Looking at the situation closely, it's important to remember that watching a streaming service is highly addictive. “Now, if you’re watching something streaming, the next episode is immediately available, and there are no commercials where you could look over and say, 'Honey, you look cute tonight,'" Dr. Jean Twenge, a psychology professor at San Diego State University and the lead author of the study told TheWall Street Journal. It's easy to fall into the habit of letting "just one more episode" become your entire night.
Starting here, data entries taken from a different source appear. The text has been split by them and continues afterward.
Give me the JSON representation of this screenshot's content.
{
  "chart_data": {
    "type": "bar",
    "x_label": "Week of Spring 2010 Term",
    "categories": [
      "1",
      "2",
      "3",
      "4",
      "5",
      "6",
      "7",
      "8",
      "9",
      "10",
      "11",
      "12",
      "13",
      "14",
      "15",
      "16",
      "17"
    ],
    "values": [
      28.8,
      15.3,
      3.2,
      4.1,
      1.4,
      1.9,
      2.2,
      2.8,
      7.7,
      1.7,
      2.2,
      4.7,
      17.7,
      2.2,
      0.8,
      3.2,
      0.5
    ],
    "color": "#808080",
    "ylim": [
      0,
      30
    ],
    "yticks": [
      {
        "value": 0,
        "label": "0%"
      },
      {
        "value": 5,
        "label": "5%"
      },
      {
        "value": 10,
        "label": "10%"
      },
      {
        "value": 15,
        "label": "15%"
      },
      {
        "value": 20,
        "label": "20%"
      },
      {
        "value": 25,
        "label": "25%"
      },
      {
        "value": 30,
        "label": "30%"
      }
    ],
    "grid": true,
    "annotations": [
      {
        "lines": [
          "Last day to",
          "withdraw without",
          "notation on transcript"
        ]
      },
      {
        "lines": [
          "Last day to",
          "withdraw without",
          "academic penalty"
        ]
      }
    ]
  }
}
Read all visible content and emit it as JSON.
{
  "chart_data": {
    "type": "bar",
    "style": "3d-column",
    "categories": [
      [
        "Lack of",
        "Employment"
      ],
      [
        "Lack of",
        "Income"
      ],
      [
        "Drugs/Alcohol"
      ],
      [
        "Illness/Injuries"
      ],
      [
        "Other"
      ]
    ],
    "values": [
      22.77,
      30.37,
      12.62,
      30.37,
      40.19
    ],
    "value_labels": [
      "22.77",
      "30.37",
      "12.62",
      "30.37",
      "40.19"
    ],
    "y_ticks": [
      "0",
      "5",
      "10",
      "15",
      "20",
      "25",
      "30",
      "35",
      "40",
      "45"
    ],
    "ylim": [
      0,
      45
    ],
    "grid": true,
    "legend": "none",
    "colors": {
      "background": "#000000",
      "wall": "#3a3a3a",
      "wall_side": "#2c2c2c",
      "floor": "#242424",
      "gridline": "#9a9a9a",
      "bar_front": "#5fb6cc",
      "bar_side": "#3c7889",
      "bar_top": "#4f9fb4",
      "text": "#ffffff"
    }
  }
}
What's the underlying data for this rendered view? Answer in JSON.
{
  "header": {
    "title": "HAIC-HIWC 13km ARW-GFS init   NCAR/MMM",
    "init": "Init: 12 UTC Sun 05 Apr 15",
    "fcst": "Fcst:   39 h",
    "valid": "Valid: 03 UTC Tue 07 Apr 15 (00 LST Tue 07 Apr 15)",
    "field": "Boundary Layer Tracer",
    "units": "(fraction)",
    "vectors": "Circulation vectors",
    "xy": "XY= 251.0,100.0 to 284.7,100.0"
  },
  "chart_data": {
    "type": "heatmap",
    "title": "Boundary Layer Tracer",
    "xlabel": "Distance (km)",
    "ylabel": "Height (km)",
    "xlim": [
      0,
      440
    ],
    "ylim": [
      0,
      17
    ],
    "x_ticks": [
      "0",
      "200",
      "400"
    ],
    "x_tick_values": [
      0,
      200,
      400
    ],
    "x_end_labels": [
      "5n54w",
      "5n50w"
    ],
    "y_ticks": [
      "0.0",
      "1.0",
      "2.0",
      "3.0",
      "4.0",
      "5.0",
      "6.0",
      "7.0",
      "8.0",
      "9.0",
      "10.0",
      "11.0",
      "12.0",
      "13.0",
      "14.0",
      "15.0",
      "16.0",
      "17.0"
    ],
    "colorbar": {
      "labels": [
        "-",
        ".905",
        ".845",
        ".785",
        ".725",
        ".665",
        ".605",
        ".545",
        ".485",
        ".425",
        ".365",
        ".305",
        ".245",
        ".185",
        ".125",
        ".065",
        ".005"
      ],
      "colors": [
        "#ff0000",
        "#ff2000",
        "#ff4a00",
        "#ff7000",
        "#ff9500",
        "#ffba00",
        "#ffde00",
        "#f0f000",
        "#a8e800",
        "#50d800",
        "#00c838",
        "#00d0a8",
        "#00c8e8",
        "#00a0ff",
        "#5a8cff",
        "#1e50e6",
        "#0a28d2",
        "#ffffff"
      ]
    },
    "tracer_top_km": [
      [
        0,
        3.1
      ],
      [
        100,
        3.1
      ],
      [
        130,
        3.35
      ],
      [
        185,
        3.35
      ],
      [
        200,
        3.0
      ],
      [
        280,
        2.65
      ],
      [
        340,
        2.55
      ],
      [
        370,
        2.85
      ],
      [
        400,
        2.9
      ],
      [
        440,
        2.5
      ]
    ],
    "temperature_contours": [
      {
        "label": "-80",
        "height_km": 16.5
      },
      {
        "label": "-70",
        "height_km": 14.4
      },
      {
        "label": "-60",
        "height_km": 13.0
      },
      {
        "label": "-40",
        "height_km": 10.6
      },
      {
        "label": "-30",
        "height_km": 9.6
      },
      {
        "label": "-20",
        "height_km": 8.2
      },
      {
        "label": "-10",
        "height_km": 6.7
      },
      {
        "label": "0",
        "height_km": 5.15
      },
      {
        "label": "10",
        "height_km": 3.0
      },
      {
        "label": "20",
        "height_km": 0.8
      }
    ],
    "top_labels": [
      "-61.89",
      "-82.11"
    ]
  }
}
While it's certain that couples may be too tired to get it on and watching a few episodes of The Office can be more appealing if you don't have enough energy, that doesn't mean no one is having sex anymore. Additionally, it might not be just streaming services that are to blame for a decrease in sexual activity. "There has never been a time you could feel more alone with your partner right next to you," clinical psychologist Dr. Megan Fleming told The Wall Street Journal.
As interesting as this study is, it doesn't mean you should worry about your own sex life. You and your partner don't have to have sex a certain number of times per week to be happy together. "In a long-term relationship, there are no set guidelines, nor should there be, as to how often a couple should be having sex," Erika Ettin, a dating coach, previously told Elite Daily. "Every couple is different and needs different things to satisfy them."
Additionally, as long as neither you nor your partner feel rejected or less important than the next episode of Friends, it's OK to skip the "Chill" part and indulge in the Netflix every now and then. Everyone deserves a quiet, peaceful night in, and if you're tired and would rather watch Vanderpump Rules than get down with your bae, there's nothing to be sorry about.